Under Longworth’s direction, the Automation team is taking part in engineering the future of manufacturing for this 100-year-old company that specializes in industrial hose fittings. Not only are they adopting new technologies for machining parts, they are breathing new life into old machinery throughout the factory. Recently, they installed a solid-state relay into a 1940s furnace so the oven will hold the constant temperature needed for annealing. They rebuilt the electrical architecture of some cam-driven World War II-era equipment once used to make fuse caps for anti-aircraft shells, and they retrofitted old machines whose controls were failing.
But the bells and whistles of robotics engineering signal a new era in manufacturing. This is where Longworth and his team shine; not only are they are developing the software that manages the interfaces between automated machinery, they also manage the software that monitors operational efficiency. “Our machines are talking to one another, and to the servers upstairs, so we can better track our production efficiency,” Longworth says. “This gives us the ability to ask questions we wouldn’t normally even know to ask about what’s happening on the floor.”

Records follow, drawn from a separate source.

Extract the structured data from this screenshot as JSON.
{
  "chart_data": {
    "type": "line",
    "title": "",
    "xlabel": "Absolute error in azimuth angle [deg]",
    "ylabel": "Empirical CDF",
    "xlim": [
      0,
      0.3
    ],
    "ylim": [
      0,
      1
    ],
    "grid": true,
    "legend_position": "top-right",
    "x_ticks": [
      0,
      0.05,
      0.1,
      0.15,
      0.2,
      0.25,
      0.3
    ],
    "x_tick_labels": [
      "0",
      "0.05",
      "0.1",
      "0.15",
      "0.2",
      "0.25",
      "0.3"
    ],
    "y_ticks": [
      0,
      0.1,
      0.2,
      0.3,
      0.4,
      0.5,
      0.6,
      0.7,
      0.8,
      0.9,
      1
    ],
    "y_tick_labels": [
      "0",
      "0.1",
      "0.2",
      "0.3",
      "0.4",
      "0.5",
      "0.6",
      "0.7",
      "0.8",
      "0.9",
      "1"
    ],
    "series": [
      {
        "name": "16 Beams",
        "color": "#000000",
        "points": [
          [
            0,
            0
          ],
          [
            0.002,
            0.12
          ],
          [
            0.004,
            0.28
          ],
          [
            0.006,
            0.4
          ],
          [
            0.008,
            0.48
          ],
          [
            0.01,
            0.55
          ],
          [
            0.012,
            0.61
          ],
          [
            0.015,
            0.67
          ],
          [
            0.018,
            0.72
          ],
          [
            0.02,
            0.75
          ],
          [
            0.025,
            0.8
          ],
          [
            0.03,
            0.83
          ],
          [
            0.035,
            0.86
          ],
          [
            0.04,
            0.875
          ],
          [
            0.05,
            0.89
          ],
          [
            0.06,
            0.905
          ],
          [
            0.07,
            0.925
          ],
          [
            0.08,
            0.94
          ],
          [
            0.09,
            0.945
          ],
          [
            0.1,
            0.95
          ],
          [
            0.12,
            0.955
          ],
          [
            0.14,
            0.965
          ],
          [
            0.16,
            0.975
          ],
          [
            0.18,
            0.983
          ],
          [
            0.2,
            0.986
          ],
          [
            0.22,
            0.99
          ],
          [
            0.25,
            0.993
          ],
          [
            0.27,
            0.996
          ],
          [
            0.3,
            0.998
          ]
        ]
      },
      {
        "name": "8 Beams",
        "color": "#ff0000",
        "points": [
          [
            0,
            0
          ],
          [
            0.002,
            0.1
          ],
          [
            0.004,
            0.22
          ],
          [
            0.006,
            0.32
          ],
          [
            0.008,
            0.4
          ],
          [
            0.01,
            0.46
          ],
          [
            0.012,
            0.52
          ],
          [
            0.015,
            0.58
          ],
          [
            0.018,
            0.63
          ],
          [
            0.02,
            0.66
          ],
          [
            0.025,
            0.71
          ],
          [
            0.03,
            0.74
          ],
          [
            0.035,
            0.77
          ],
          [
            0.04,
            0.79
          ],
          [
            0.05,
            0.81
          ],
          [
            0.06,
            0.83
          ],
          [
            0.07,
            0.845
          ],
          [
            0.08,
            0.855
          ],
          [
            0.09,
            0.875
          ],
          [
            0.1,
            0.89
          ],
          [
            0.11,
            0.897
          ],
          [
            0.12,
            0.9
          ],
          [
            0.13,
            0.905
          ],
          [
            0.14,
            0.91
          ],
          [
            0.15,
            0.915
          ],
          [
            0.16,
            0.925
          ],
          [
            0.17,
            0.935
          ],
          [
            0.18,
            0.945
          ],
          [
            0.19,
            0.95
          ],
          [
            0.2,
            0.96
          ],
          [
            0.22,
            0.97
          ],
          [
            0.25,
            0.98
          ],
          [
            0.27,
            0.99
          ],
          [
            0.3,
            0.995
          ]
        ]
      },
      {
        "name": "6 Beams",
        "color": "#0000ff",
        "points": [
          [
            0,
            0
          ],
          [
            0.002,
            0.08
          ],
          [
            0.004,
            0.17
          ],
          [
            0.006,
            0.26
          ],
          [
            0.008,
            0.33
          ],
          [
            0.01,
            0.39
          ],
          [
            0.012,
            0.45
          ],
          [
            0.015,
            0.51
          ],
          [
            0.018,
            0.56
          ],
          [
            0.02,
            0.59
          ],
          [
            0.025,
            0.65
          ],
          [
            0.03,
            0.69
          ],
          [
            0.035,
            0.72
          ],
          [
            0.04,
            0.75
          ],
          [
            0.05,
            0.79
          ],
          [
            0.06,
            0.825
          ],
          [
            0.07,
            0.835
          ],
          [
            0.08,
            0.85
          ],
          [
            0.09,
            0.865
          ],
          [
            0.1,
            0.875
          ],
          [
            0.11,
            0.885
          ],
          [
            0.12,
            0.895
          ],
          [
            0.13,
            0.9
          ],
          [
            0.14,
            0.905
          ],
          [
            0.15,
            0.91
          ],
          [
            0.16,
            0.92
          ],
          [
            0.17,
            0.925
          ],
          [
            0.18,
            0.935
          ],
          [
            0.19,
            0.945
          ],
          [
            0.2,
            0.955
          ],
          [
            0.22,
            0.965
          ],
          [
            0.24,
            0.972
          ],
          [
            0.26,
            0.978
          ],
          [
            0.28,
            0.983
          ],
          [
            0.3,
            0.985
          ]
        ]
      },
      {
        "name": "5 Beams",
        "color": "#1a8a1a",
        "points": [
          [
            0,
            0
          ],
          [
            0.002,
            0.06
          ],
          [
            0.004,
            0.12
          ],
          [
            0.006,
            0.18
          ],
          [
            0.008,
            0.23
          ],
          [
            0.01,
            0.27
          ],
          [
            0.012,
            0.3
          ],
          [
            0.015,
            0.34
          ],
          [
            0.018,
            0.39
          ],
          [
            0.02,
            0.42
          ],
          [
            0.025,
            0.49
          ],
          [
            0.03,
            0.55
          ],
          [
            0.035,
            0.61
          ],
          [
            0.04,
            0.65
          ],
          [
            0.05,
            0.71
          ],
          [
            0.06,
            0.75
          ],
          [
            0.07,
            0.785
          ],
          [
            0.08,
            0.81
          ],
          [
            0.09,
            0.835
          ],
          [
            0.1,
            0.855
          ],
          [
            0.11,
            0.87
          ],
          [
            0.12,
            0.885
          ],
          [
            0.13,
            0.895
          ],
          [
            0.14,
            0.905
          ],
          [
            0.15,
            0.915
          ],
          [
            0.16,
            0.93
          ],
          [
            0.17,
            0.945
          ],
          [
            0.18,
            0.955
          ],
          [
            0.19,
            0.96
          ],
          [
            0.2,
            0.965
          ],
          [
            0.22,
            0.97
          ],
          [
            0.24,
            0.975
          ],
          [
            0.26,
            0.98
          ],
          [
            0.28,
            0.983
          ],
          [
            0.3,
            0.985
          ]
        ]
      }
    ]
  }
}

To help him learn to ask even more questions, Longworth is pursuing an online master’s degree program in robotics engineering through Worcester Polytechnic Institute. “How does the back end of a robot work? What’s their process? And how can I use this information at Dixon Valve? The main reason I chose to pursue a master’s degree is to do my job better and to better understand what’s going on in the industry, so I can make better decisions.”
Longworth also likes the idea of creating something useful that powers American industry. “There’s nothing quite like that feeling of building something from nothing, and knowing that everything you do, everything you make, has a physical consequence. When a machine actually works for the first time, I feel like Rocky on the steps of the Philadelphia Museum of Art. But if it doesn’t work properly, if the robotic arm hits something, bad things can happen. You can destroy a machine, or someone could get hurt. It’s not quite the same when a server goes down.”